Nie żyje Krzysztof Kowalewski. Gwiazda filmów Barei miała 83 lata

Zuzanna Tomaszewicz
Smutna wiadomość. Nie żyje Krzysztof Kowalewski. Aktor, który wystąpił w filmach Stanisława Barei oraz wcielił się w postać pana Sułka w kultowym słuchowisku Radiowej Trójki, miał 83 lata. O jego śmierci poinformował Jan Hartman.
Krzysztof Kowalewski miał 83 lata. Fot. Tomasz Kamiński / Agencja Gazeta
"Dobranoc, panie Sułku. Wspaniały facet, twardy, ocalony z Zagłady" – napisał w mediach społecznościowych Jan Hartman, zamieszczając do wpisu czarnobiałe zdjęcie Krzysztofa Kowalewskiego. Krzysztof Kowalewski urodził się 1937 roku w Warszawie. W 1960 roku ukończył aktorstwo na Państwowej Wyższej Szkole Teatralnej (obecnie Akademii Teatralnej im. Aleksandra Zelwerowicza w Warszawie).
Aktor zadebiutował epizodyczną rolą w "Krzyżakach" w reżyserii Aleksandra Forda. Później pojawił się na ekranie m.in. w serialu wojennym "Kolumbowie" oraz w komedii "Godzina szczytu".

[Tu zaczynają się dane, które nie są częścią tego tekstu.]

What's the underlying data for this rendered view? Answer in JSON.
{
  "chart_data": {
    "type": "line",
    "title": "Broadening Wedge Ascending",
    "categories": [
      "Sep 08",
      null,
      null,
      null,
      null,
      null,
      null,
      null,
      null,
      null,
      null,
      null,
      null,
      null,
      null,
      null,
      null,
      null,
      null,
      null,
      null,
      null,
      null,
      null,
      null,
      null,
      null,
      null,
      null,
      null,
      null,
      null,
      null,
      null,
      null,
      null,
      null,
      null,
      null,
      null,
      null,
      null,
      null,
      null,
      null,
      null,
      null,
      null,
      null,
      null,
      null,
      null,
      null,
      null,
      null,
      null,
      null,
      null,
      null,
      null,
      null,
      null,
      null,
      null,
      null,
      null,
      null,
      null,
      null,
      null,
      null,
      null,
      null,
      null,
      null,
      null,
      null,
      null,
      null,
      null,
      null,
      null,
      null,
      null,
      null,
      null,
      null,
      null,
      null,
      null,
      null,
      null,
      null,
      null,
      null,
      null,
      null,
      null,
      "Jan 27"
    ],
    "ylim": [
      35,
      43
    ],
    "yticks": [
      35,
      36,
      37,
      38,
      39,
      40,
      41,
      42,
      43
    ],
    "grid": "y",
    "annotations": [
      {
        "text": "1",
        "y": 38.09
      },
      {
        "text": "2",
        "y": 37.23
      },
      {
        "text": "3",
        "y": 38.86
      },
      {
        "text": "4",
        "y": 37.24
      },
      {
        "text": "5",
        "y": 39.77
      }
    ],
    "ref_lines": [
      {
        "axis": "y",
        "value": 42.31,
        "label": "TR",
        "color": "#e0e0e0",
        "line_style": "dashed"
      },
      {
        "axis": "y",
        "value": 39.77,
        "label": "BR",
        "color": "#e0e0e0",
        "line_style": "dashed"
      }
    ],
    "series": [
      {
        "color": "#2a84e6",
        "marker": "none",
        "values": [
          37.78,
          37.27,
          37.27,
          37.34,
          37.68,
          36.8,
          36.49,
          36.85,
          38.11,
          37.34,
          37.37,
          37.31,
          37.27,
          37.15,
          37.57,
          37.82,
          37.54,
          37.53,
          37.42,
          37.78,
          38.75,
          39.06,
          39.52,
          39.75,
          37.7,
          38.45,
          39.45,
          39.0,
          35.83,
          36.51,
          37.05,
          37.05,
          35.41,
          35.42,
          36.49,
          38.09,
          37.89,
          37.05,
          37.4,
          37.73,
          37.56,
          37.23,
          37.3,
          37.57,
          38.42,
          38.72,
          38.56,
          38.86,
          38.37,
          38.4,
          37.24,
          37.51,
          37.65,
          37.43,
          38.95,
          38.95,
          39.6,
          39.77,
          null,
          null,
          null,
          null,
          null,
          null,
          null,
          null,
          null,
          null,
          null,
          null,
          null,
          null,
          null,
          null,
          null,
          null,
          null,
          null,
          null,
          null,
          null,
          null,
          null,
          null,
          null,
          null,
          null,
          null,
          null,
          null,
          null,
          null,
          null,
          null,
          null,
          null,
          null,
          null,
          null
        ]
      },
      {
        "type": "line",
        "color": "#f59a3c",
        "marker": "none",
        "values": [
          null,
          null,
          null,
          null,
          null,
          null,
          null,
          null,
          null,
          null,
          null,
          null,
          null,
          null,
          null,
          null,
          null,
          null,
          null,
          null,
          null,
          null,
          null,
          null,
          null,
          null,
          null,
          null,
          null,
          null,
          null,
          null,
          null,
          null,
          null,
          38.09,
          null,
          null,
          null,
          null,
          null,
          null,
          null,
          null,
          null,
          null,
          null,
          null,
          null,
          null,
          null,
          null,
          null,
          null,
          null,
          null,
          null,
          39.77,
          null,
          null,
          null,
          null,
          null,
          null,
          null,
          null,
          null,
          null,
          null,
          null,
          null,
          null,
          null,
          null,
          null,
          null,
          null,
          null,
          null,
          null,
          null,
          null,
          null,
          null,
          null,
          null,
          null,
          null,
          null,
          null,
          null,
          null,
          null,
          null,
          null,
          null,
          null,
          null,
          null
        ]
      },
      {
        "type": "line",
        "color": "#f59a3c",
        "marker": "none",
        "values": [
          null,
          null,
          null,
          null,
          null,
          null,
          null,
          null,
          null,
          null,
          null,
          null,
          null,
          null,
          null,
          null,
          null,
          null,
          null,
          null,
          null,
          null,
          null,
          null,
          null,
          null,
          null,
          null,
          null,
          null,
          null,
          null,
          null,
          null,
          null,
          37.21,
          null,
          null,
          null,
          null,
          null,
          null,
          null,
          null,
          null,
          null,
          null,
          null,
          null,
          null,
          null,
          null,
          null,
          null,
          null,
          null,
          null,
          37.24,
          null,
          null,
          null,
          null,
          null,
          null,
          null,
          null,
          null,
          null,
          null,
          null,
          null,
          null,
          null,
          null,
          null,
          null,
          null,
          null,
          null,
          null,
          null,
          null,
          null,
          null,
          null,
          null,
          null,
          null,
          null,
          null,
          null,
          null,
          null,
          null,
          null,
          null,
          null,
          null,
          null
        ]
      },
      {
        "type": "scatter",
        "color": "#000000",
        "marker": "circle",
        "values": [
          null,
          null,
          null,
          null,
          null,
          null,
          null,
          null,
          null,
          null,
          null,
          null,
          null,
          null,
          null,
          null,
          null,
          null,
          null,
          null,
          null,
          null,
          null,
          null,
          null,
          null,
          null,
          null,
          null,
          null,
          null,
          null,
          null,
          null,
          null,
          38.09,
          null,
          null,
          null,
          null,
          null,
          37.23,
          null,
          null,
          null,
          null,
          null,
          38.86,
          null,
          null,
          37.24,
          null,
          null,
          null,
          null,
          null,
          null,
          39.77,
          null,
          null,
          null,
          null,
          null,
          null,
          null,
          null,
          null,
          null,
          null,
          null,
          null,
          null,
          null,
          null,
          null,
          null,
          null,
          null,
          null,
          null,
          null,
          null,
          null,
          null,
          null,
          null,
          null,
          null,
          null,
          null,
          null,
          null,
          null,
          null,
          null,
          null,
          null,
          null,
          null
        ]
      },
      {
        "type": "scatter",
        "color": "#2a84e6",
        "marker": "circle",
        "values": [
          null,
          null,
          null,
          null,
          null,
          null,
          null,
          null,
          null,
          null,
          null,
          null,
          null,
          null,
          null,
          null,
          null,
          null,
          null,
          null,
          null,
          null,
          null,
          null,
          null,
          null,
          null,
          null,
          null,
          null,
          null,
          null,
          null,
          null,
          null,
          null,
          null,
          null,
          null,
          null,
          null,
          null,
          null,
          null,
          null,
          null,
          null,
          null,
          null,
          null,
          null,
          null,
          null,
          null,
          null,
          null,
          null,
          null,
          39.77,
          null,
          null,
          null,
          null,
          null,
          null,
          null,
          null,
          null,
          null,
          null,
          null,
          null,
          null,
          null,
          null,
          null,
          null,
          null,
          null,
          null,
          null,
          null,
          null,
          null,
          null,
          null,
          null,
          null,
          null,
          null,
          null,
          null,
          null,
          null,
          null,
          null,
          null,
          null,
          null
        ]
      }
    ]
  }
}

Kowalewski zasłynął dzięki udziałowi w kilku filmach Stanisława Barei, w tym w "Brunecie wieczorową porą", "Co mi zrobisz, jak mnie złapiesz" oraz "Misiu". Radiosłuchacze na zawsze zapamiętają go natomiast jako tytułową postać w słuchowisku "Kocham pana, panie Sułku".

83-letni artysta był dwukrotnie żonaty – w latach 60. Wziął ślub z kubańską tancerką, Vivian Rodriguez, z którą miał syna Wiktora. W 2002 roku ożenił się zaś z aktorką Agnieszką Suchorą, z którą miał córkę Gabrielę.

Kowalewski był członkiem honorowego komitetu poparcia dla Bronisława Komorowskiego, gdy ten brał udział w wyborach prezydenckich w 2010 i 2015 roku.

Czytaj także: Kowalewski miażdży PiS w wywiadzie. "Zostałem prostakiem na długo przed Gajosem"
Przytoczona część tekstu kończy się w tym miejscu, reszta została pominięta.